Call for compensation as ‘green’ currencies revalue

Series Title
Series Details 23/01/97, Volume 3, Number 03
Publication Date 23/01/1997
Content Type

Date: 23/01/1997

WHEN is an ecu not an ecu? When it is converted into pounds or marks or francs under the EU's 'green money' system.

This question will be exercising the minds of Irish and British farmers this month as they come to terms with sharp reductions in various market payments following the revaluations of their 'green' currencies.

It also raises the possibility that London and Dublin will have to compensate their farmers for any drop in income.

Of all the Common Agricultural Policy's complex regulations, the 'agrimonetary' rules are the most arcane.

The system for converting subsidies paid centrally in ecu into national currencies has been amended on numerous occasions, seemingly every time currency shifts have threatened to reduce the income of one or other group of farmers.

Arrangements are now weighted so that revaluations are highly unlikely. But recent currency turbulence has meant deep cuts in the number of pounds and punts received by British and Irish farmers for selling surpluses into intervention and reductions in the level of subsidies paid to traders for exporting agricultural products.

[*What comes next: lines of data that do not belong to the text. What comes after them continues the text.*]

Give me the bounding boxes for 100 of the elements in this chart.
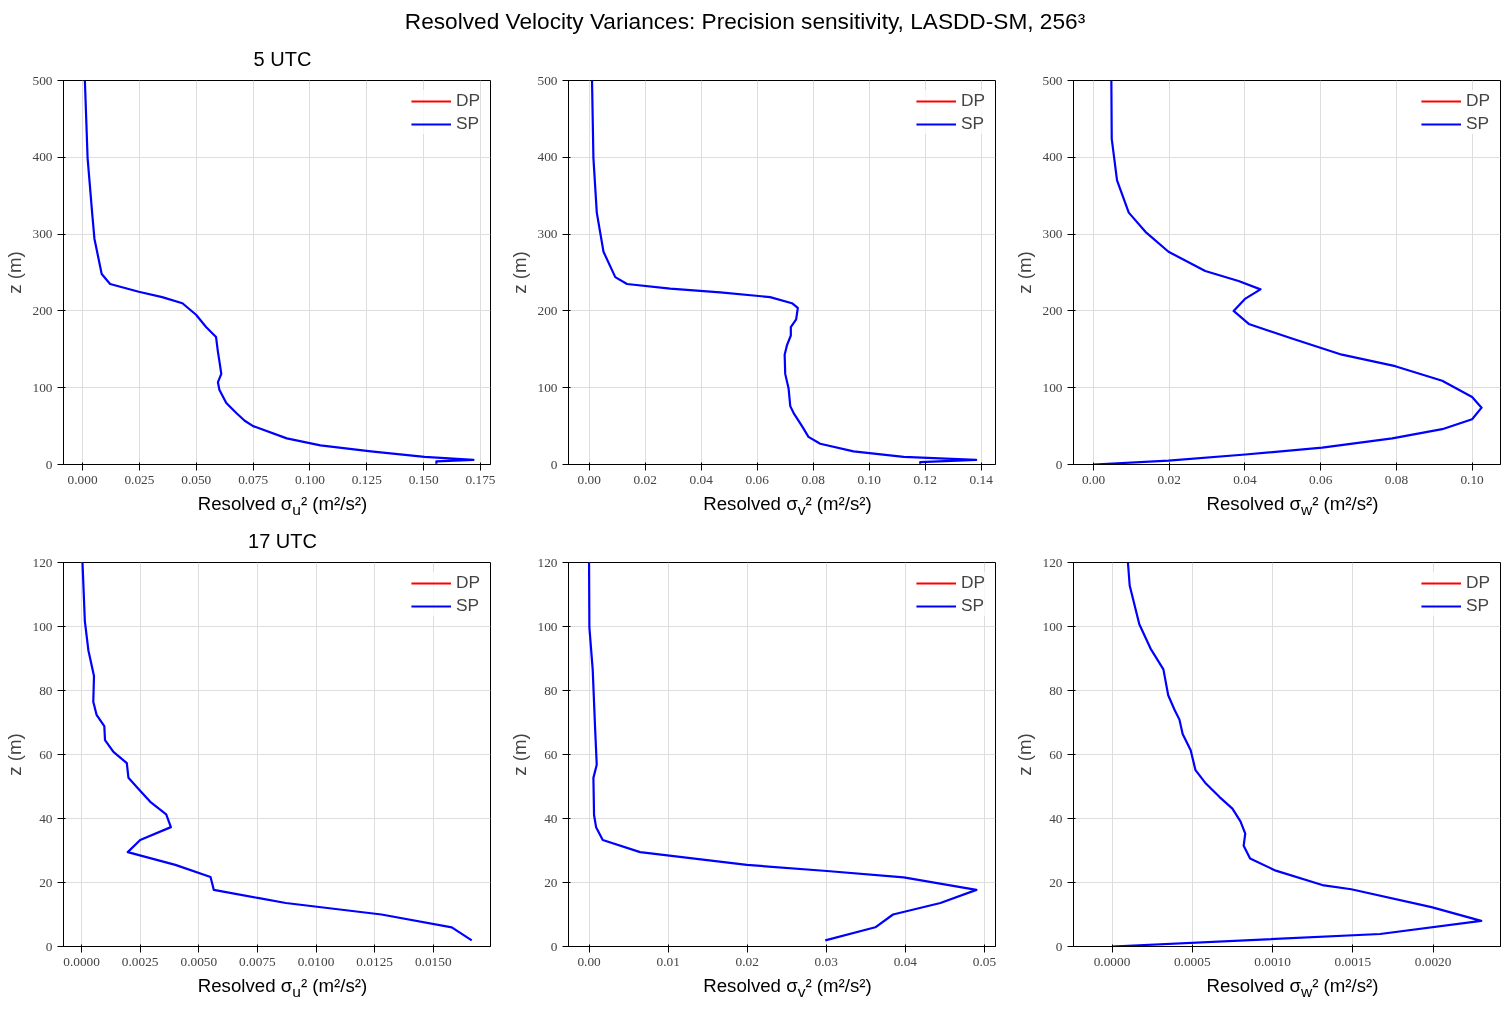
- x-tick-label: 0.01: [656, 953, 680, 969]
- x-tick-label: 0.025: [124, 471, 155, 487]
- x-tick-label: 0.0020: [1414, 953, 1452, 969]
- chart-title: 17 UTC: [248, 529, 317, 554]
- x-tick-label: 0.0005: [1173, 953, 1211, 969]
- legend-label: DP: [1465, 572, 1490, 593]
- y-axis-title: z (m): [1013, 251, 1035, 294]
- legend-label: DP: [960, 90, 985, 111]
- y-tick-label: 500: [1042, 72, 1063, 88]
- y-axis-title: z (m): [1013, 733, 1035, 776]
- y-tick-label: 400: [32, 149, 53, 165]
- y-tick-label: 100: [537, 618, 558, 634]
- y-tick-label: 100: [32, 379, 53, 395]
- x-tick-label: 0.08: [801, 471, 826, 487]
- y-tick-label: 40: [544, 810, 558, 826]
- y-tick-label: 120: [537, 554, 558, 570]
- y-tick-label: 60: [544, 746, 558, 762]
- x-tick-label: 0.0000: [63, 953, 101, 969]
- x-tick-label: 0.175: [465, 471, 496, 487]
- x-tick-label: 0.02: [735, 953, 759, 969]
- y-axis-title: z (m): [508, 251, 530, 294]
- y-tick-label: 20: [39, 874, 53, 890]
- x-tick-label: 0.08: [1384, 471, 1409, 487]
- legend-label: DP: [1465, 90, 1490, 111]
- x-tick-label: 0.0000: [1093, 953, 1131, 969]
- y-tick-label: 200: [1042, 302, 1063, 318]
- x-axis-title: Resolved σ$_{w}$² (m²/s²): [1206, 492, 1379, 520]
- x-tick-label: 0.0150: [414, 953, 452, 969]
- x-axis-title: Resolved σ$_{v}$² (m²/s²): [703, 974, 872, 1002]
- y-tick-label: 0: [550, 456, 558, 472]
- x-tick-label: 0.0010: [1254, 953, 1292, 969]
- y-tick-label: 80: [1049, 682, 1063, 698]
- legend-label: SP: [1465, 595, 1490, 616]
- y-tick-label: 120: [32, 554, 53, 570]
- y-tick-label: 100: [537, 379, 558, 395]
- y-tick-label: 80: [544, 682, 558, 698]
- y-tick-label: 20: [1049, 874, 1063, 890]
- legend-label: SP: [960, 113, 985, 134]
- x-tick-label: 0.04: [689, 471, 714, 487]
- x-tick-label: 0.0075: [239, 953, 277, 969]
- x-tick-label: 0.14: [969, 471, 994, 487]
- x-tick-label: 0.125: [351, 471, 383, 487]
- y-tick-label: 20: [544, 874, 558, 890]
- x-tick-label: 0.10: [1460, 471, 1485, 487]
- legend-label: DP: [960, 572, 985, 593]
- x-tick-label: 0.0100: [297, 953, 335, 969]
- y-tick-label: 100: [32, 618, 53, 634]
- x-tick-label: 0.04: [1233, 471, 1257, 487]
- x-tick-label: 0.05: [972, 953, 997, 969]
- legend-label: SP: [1465, 113, 1490, 134]
- x-tick-label: 0.10: [857, 471, 882, 487]
- y-tick-label: 120: [1042, 554, 1063, 570]
- text: Resolved Velocity Variances: Precision sensitivity, LASDD-SM, 256³: [404, 7, 1086, 36]
- y-axis-title: z (m): [3, 733, 25, 776]
- y-axis-title: z (m): [508, 733, 530, 776]
- x-tick-label: 0.00: [1081, 471, 1106, 487]
- x-tick-label: 0.12: [913, 471, 937, 487]
- x-tick-label: 0.03: [814, 953, 839, 969]
- x-tick-label: 0.0015: [1334, 953, 1372, 969]
- x-tick-label: 0.150: [408, 471, 439, 487]
- y-tick-label: 300: [537, 226, 558, 242]
- legend-label: SP: [455, 595, 480, 616]
- y-tick-label: 200: [537, 302, 558, 318]
- y-axis-title: z (m): [3, 251, 25, 294]
- y-tick-label: 0: [1055, 456, 1063, 472]
- x-tick-label: 0.00: [577, 471, 602, 487]
- y-tick-label: 100: [1042, 618, 1063, 634]
- y-tick-label: 200: [32, 302, 53, 318]
- chart-title: 5 UTC: [253, 47, 312, 72]
- y-tick-label: 0: [45, 456, 53, 472]
- y-tick-label: 80: [39, 682, 53, 698]
- y-tick-label: 500: [32, 72, 53, 88]
- x-tick-label: 0.050: [181, 471, 212, 487]
- x-axis-title: Resolved σ$_{v}$² (m²/s²): [703, 492, 872, 520]
- x-tick-label: 0.02: [1157, 471, 1181, 487]
- x-tick-label: 0.0050: [180, 953, 218, 969]
- x-tick-label: 0.0025: [121, 953, 159, 969]
- x-tick-label: 0.04: [893, 953, 918, 969]
- legend-label: SP: [960, 595, 985, 616]
- legend-label: DP: [455, 572, 480, 593]
- legend-label: SP: [455, 113, 480, 134]
- x-tick-label: 0.100: [294, 471, 326, 487]
- y-tick-label: 40: [39, 810, 53, 826]
- x-tick-label: 0.06: [745, 471, 770, 487]
- x-tick-label: 0.000: [67, 471, 98, 487]
- y-tick-label: 60: [1049, 746, 1063, 762]
- y-tick-label: 300: [32, 226, 53, 242]
- y-tick-label: 300: [1042, 226, 1063, 242]
- x-axis-title: Resolved σ$_{w}$² (m²/s²): [1206, 974, 1379, 1002]
- x-tick-label: 0.00: [577, 953, 602, 969]
- x-tick-label: 0.075: [238, 471, 269, 487]
- x-tick-label: 0.0125: [356, 953, 394, 969]
- x-axis-title: Resolved σ$_{u}$² (m²/s²): [197, 974, 368, 1002]
- y-tick-label: 100: [1042, 379, 1063, 395]
- x-tick-label: 0.06: [1309, 471, 1333, 487]
- y-tick-label: 0: [1055, 938, 1063, 954]
- y-tick-label: 500: [537, 72, 558, 88]
- y-tick-label: 0: [550, 938, 558, 954]
- y-tick-label: 60: [39, 746, 53, 762]
- y-tick-label: 0: [45, 938, 53, 954]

The 5.1&percent; revaluation of the pound has come at a particularly bad time for the British, reducing compensation paid from EU coffers for BSE eradication measures. But UK farmers cannot complain too much, having been the main beneficiaries of the system in recent years following sterling's slide since the early 1990s.

Irish Agriculture Minister Ivan Yates has already requested proposals from the Commission for more than 30 million ecu in compensation for losses resulting from the changes.

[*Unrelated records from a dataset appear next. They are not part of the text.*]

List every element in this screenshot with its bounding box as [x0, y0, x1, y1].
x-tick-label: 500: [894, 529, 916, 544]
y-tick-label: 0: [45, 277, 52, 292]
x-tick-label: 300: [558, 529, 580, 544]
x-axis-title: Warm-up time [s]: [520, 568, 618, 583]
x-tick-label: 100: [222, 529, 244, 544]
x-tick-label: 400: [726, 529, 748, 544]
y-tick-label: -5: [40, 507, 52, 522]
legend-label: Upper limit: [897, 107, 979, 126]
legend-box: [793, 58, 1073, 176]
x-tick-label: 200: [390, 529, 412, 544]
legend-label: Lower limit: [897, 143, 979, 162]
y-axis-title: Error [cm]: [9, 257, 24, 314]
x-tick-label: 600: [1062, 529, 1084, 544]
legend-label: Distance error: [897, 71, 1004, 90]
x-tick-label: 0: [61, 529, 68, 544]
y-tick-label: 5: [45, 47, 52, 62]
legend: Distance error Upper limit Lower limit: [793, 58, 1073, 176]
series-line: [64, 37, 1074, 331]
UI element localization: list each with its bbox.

In a reversal of the situation 18 months ago, a group of five countries (Germany, Austria, the Netherlands, Belgium and Luxembourg) have seen their green rates undergo a series of devaluations, as the pound and punt have continued to firm up. This means that farmers in Germany, for example, receive more deutschemarks for each ecu in subsidy paid out by Brussels.

Compensation payments for price cuts introduced by the 1992 CAP reforms are also converted into national currencies, according to the green rates applicable on 1 January (for livestock) and 1 July (for arable).

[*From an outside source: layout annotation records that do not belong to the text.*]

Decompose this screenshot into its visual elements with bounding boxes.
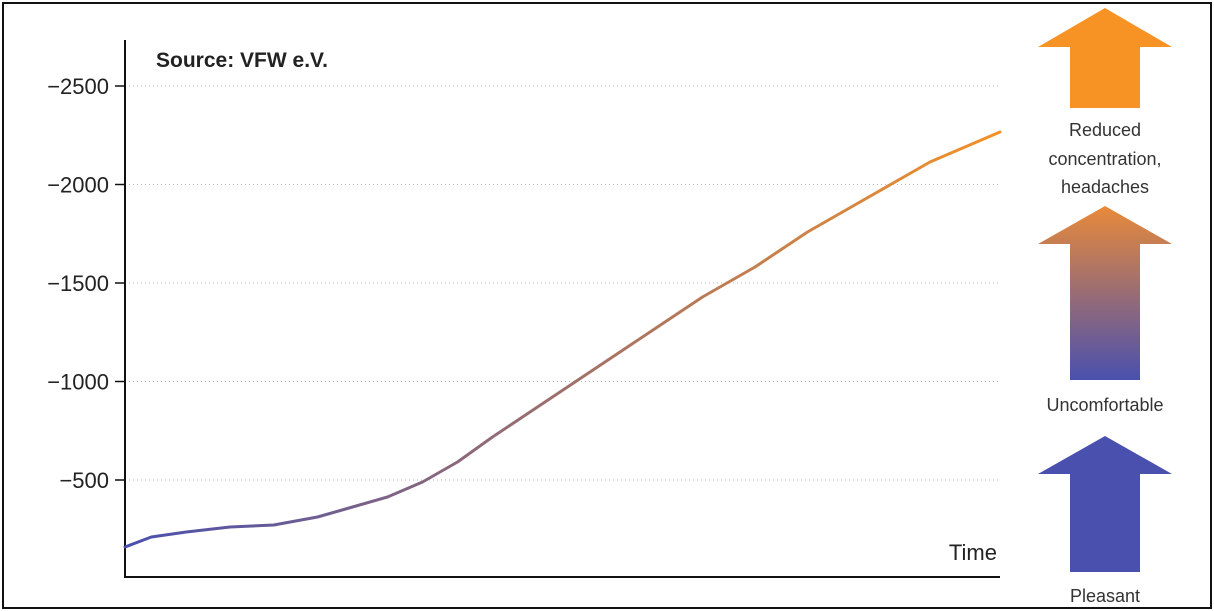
- caption-line: Uncomfortable: [1046, 395, 1163, 415]
- arrow-reduced-concentration: Reduced concentration, headaches: [1038, 8, 1172, 197]
- y-tick-label: −1000: [47, 370, 109, 395]
- grid: [125, 85, 1000, 481]
- caption-line: Pleasant: [1070, 586, 1140, 606]
- arrow-up-icon: [1038, 436, 1172, 572]
- series-line: [123, 130, 1002, 549]
- y-tick-label: −500: [59, 468, 109, 493]
- y-tick-label: −2500: [47, 74, 109, 99]
- y-tick-label: −1500: [47, 271, 109, 296]
- arrow-up-icon: [1038, 206, 1172, 380]
- arrow-up-icon: [1038, 8, 1172, 108]
- caption-line: concentration,: [1048, 149, 1161, 169]
- arrow-pleasant: Pleasant: [1038, 436, 1172, 606]
- caption-line: Reduced: [1069, 120, 1141, 140]
- arrow-uncomfortable: Uncomfortable: [1038, 206, 1172, 415]
- y-ticks: −500 −1000 −1500 −2000 −2500: [47, 74, 125, 493]
- y-tick-label: −2000: [47, 173, 109, 198]
- chart-title: Source: VFW e.V.: [156, 49, 328, 72]
- caption-line: headaches: [1061, 177, 1149, 197]
- x-axis-label: Time: [949, 540, 997, 565]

But following the last major agrimonetary crisis in 1995, the Commission agreed to an arrangement under which the German-led states froze their green rates for direct aid payments at June 1995 levels. At the time, this protected their farmers from income losses associated with revaluations.

In recent months, the tide has turned, with a number of devaluations pushing up the value of payments in these currencies, making it a real possibility that farmers in the countries concerned will lose out as a result of the June 1995 deal. They are also in danger of forfeiting their right to compensation for loss of income.

Despite the costs and complexity of the system, the Commission said in a report late last year that “no change should be made to the general way the present agrimonetary arrangements function pending their revision with a view to the third stage of economic and monetary union”.